Трилогия о мисс Билли

22
18
20
22
24
26
28
30

Мир предстал перед Бертрамом совсем другим, чем был раньше. Раньше он был игрушкой, чем-то вроде блестящего шарика, который жонглер перебрасывает из руки в руку. Теперь мир перестал быть сверкающей побрякушкой. Он сделался огромным, серьезным и великолепным, потому что в этом мире была Билли. Жизнь в этом мире требовала от Бертрама множества усилий, потому что Билли смотрела на него. Мир мог стать подземным царством, пыткой, адом или благословенными небесами, в зависимости от того, что ответила бы Билли – «да» или «нет».

В День благодарения Бертрам понял, что сжигающее его пламя – это любовь. И тогда же он узнал ревность и страшно возненавидел Калдервелла. Ему было стыдно за эту ревность. Он говорил себе, что это не по-мужски, что это зло и неразумно, и думал, что сможет справиться с этим чувством. Иногда он даже полагал, что уже с ним справился, но при виде Калдервелла в маленькой гостиной Билли или его карточки на ее серебряном подносе он понимал, что до этого еще далеко.

Были и другие, которые тоже тревожили Бертрама, и в первую очередь – его собственные братья. Он твердил себе, что не очень беспокоится насчет Уильяма и Сирила, потому что Уильям не из тех, кто женится, ну а Сирил… все знали, что Сирил – женоненавистник.

Несомненно, его привлекала исключительно музыка Билли. Бояться соперничества со стороны Уильяма и Сирила не стоило. Но оставался еще Калдервелл, и Калдервелл был серьезным соперником. Несколько недель проведя в лихорадочной тревоге, Бертрам решил, что единственный способ успокоиться – это открыто признаться в своих чувствах и предоставить решение Билли. И тут Бертрам столкнулся с неожиданными трудностями. Он не мог найти слов для своего признания и просьб.

Он удивился и встревожился. Раньше Бертрам никогда не испытывал проблем с выбором слов – обычных слов. У Бертрама не раз была возможность заговорить с Билли: они гуляли, катались, и она всегда вела себя дружелюбно и внимательно его слушала, никогда не становилась холодной или сдержанной, всегда радостно улыбалась ему.

Через некоторое время Бертрам решил, что она слишком радостна и дружелюбна. Он предпочел бы, чтобы она стеснялась, краснела и проявляла робость. Он хотел бы, чтобы она удивилась или хотя бы встревожилась, чтобы перестала относиться к нему как к брату. Однажды январским днем, в ранних сумерках, он вдруг неожиданно решился.

– Билли, я хотел бы, чтобы вы не были такой дружелюбной! – воскликнул он почти резко.

Билли засмеялась, но через мгновение веселье на ее лице сменили стыд и тревога.

– Вы хотите сказать, что мы… не друзья? – спросила она. – Что вы боитесь, что я опять начну вас… преследовать? – Это был первый раз с того памятного вечера, когда Билли в присутствии Бертрама вспомнила, как охраняла его.
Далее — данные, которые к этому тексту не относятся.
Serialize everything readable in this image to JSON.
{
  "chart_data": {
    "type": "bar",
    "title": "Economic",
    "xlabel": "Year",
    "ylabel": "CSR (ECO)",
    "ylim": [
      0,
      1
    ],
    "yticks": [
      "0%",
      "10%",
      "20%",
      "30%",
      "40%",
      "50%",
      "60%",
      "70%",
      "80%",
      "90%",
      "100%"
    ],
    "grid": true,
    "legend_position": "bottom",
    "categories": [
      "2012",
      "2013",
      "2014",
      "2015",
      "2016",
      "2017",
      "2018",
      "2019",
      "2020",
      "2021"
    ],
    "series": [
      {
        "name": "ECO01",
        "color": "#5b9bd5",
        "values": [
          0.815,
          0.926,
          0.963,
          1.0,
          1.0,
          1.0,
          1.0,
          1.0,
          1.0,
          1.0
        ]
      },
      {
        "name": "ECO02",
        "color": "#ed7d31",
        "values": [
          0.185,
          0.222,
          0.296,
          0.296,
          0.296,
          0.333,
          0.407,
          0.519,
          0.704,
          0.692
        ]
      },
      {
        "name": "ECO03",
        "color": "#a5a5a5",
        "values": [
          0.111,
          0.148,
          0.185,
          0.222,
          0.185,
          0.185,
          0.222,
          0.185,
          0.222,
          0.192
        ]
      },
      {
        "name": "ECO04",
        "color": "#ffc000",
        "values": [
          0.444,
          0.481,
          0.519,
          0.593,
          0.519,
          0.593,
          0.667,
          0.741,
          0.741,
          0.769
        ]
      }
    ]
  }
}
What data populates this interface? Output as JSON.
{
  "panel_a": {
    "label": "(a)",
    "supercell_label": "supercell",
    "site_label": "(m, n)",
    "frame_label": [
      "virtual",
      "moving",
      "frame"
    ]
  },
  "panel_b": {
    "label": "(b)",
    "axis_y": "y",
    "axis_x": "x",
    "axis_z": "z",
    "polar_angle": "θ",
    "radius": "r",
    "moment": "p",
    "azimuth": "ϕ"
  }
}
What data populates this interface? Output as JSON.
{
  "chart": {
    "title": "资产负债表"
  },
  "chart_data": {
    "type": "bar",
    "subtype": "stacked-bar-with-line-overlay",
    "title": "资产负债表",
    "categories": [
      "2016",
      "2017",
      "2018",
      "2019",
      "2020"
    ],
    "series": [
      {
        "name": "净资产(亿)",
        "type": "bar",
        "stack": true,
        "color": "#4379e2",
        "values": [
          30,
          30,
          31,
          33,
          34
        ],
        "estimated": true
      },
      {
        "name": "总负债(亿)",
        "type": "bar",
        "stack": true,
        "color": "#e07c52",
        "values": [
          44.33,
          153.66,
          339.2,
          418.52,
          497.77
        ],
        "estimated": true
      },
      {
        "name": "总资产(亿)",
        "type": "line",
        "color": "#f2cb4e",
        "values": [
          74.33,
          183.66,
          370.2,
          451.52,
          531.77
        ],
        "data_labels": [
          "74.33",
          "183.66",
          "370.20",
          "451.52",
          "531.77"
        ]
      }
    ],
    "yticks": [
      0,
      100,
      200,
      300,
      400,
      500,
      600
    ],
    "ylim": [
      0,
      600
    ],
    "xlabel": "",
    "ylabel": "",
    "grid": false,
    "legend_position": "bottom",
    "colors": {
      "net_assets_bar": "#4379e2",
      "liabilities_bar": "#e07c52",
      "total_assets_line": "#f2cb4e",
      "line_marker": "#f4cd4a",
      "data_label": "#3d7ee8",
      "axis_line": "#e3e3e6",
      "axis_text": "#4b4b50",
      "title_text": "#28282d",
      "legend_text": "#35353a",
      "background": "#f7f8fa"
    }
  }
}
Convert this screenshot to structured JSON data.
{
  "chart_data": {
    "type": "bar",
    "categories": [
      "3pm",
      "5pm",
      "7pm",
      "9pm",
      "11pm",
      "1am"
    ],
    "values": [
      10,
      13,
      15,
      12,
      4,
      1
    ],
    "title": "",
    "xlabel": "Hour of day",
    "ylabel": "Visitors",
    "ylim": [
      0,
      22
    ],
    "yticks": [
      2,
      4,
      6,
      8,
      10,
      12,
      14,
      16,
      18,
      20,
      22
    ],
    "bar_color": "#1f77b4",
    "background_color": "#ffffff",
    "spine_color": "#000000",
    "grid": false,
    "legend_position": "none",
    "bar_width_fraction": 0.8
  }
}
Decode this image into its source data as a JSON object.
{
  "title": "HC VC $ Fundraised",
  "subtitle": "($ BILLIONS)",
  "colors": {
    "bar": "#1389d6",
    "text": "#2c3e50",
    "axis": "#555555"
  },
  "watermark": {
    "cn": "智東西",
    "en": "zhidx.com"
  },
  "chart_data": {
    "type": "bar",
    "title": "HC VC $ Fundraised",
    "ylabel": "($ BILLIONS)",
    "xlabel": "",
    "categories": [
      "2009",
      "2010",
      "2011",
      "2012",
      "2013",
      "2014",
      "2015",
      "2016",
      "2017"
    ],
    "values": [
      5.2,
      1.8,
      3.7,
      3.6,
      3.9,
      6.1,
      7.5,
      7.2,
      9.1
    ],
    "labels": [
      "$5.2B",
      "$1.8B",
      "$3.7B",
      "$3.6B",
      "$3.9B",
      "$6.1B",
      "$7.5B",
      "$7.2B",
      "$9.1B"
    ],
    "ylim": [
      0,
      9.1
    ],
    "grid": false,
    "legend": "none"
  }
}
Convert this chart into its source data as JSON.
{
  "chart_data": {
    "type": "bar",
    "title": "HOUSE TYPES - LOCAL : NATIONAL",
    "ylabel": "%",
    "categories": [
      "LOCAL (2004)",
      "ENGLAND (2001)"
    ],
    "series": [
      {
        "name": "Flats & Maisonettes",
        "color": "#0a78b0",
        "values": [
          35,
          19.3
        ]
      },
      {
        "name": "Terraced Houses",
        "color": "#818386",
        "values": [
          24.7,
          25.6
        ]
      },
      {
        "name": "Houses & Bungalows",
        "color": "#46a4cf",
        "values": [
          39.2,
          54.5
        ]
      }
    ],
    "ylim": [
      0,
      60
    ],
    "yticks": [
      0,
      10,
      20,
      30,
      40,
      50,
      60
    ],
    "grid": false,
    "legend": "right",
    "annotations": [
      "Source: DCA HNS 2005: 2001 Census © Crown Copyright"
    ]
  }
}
Теперь она вдруг поняла, что только что давала этому мужчине «братские советы», и щеки ее покраснели.

Бертрам немедленно исправился:

– Билли, это была самая милая и чудесная вещь, которую когда-либо делала любая девушка, просто я был глупцом и не смог этого оценить, – голос не слушался Бертрама.

– Спасибо, – улыбнулась Билли, успокаиваясь, – но боюсь, я не могу до конца с этим согласиться.

Через мгновение она лукаво воскликнула:

– А почему тогда вы теперь возражаете против моей дружелюбности? Это не очень приятно!

– Потому что я не хочу быть вам другом или братом, или родственником! – внезапно со страстью ответил Бертрам. – Я хочу, чтобы вы стали моей женой! Билли, вы выйдете за меня замуж?

Билли засмеялась и смеялась до тех пор, пока не увидела боль и гнев в серых глазах напротив, тогда она мигом стала серьезной.

– Простите меня, Бертрам. Я не думала, что вы всерьез.

– Тем не менее это так.

Билли покачала головой.

– Но вы меня не любите, Бертрам. Просто вам хочется рисовать мой подбородок или мои уши, – возразила она, неосознанно повторяя слова, которые несколько недель назад произнес Калдервелл, – я всего лишь еще одно «Лицо девушки».